The light blue liquid was heated three times in all, a separate piece of copper gauze being used on each occasion. The first two pieces of copper gauze were corroded by the chlorate and no sign of a dark-grey substance appeared on them. A third time, Holmes took a new piece of gauze and applied the flame of the lamp. In the quiet room above the Thames it was hard to imagine that whether a man was to be strangled by a rope noose in a few days' time depended upon the outcome of such an academic test.

For a few minutes, the pale blue liquid shimmered and then boiled. Holmes drew the flame away. The bubbling ceased and the copper gauze was clearly seen again. It was almost completely coated with a dark-grey sludge. The sense of doom, for Thomas Smethurst, hung heavy in the air. It was Dr Taylor who broke the silence. He spoke courteously but emphatically.

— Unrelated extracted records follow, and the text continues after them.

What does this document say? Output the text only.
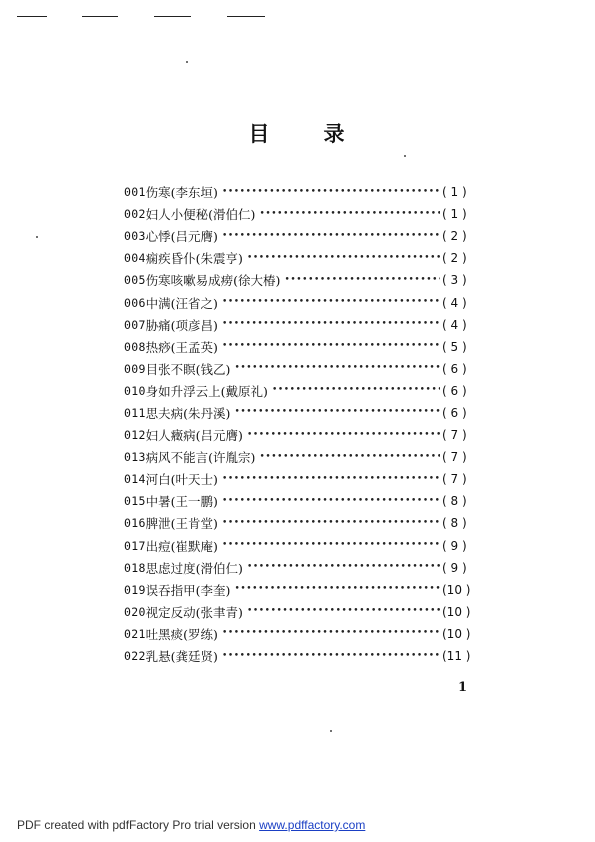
目 录
001 伤寒(李东垣) •••••	( 1 )
002 妇人小便秘(滑伯仁) •••••	( 1 )
003 心悸(吕元膺) •••••	( 2 )
004 痫疾昏仆(朱震亨) •••••	( 2 )
005 伤寒咳嗽易成痨(徐大椿) •••••	( 3 )
006 中满(汪省之) •••••	( 4 )
007 胁痛(项彦昌) •••••	( 4 )
008 热痧(王孟英) •••••	( 5 )
009 目张不瞑(钱乙) •••••	( 6 )
010 身如升浮云上(戴原礼) •••••	( 6 )
011 思夫病(朱丹溪) •••••	( 6 )
012 妇人癥病(吕元膺) •••••	( 7 )
013 病风不能言(许胤宗) •••••	( 7 )
014 河白(叶天士) •••••	( 7 )
015 中暑(王一鹏) •••••	( 8 )
016 脾泄(王肯堂) •••••	( 8 )
017 出痘(崔默庵) •••••	( 9 )
018 思虑过度(滑伯仁) •••••	( 9 )
019 误吞指甲(李奎) •••••	(10 )
020 视定反动(张聿青) •••••	(10 )
021 吐黑痰(罗练) •••••	(10 )
022 乳悬(龚廷贤) •••••	(11 )
1
PDF created with pdfFactory Pro trial version www.pdffactory.com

‘When you test that substance with nitric acid, Mr Holmes, you will find that it is arsenic. Enough arsenic to kill the poor woman twice over. There can be no doubt.'

‘No doubt at all,' Holmes agreed.

‘Then there is an end of the matter,' Mr Hardinge Giffard said, astonished at the speed of Holmes's apparent failure. ‘There is no more to be done.'

It was an awkward moment, some of those present feeling sorry for Sherlock Holmes in his disappointment, others resentful at having their time wasted by a trick that failed. They seemed about to turn and leave without another word.

‘One moment, if you please!' said Holmes and they turned back to him again. He addressed Dr Taylor. ‘Did you attempt to establish the presence of arsenic by the Marsh Test?'

Dr Taylor frowned. ‘Mr Holmes, there is arsenic on the copper gauze. You may see it for yourself. You acknowledge it is there in quantity enough to commit murder. What need is there of the Marsh Test or any other experiment?'

‘There is the greatest of all needs, Dr Taylor. The need of a man who will in a few days be hanged for a murder he did not commit, for a murder that was never committed by anyone.'

Dr Taylor could not quite bring himself to leave. ‘Next you will tell us that she died of natural causes,' he said irritably.

‘Oh, I think it very likely that I shall, doctor,' Holmes said imperturbably. ‘Indeed, I may tell you that now.'

‘And that she never consumed arsenic?'

Holmes gave a quick, impatient smile. ‘I should wager that Isabella Bankes never consumed arsenic in her life.'

There was a murmur of laughter at the absurdity of his claim. I would have given a good deal to have been in that chemical laboratory during the next few minutes. Holmes had set up the apparatus for the Marsh Test on the next bench in the laboratory. Like the Reinsch process, the Marsh Test is essentially simple. Arsenic is the easiest poison to detect in a body because it vaporises readily. A white fragment may be dried and tested simply by a detective officer. Placed in a sealed tube and heated, it will vaporise and then condense on the inner surface of the tube. In nine times out of ten, when this occurs with a suspect specimen, it will prove to be arsenic.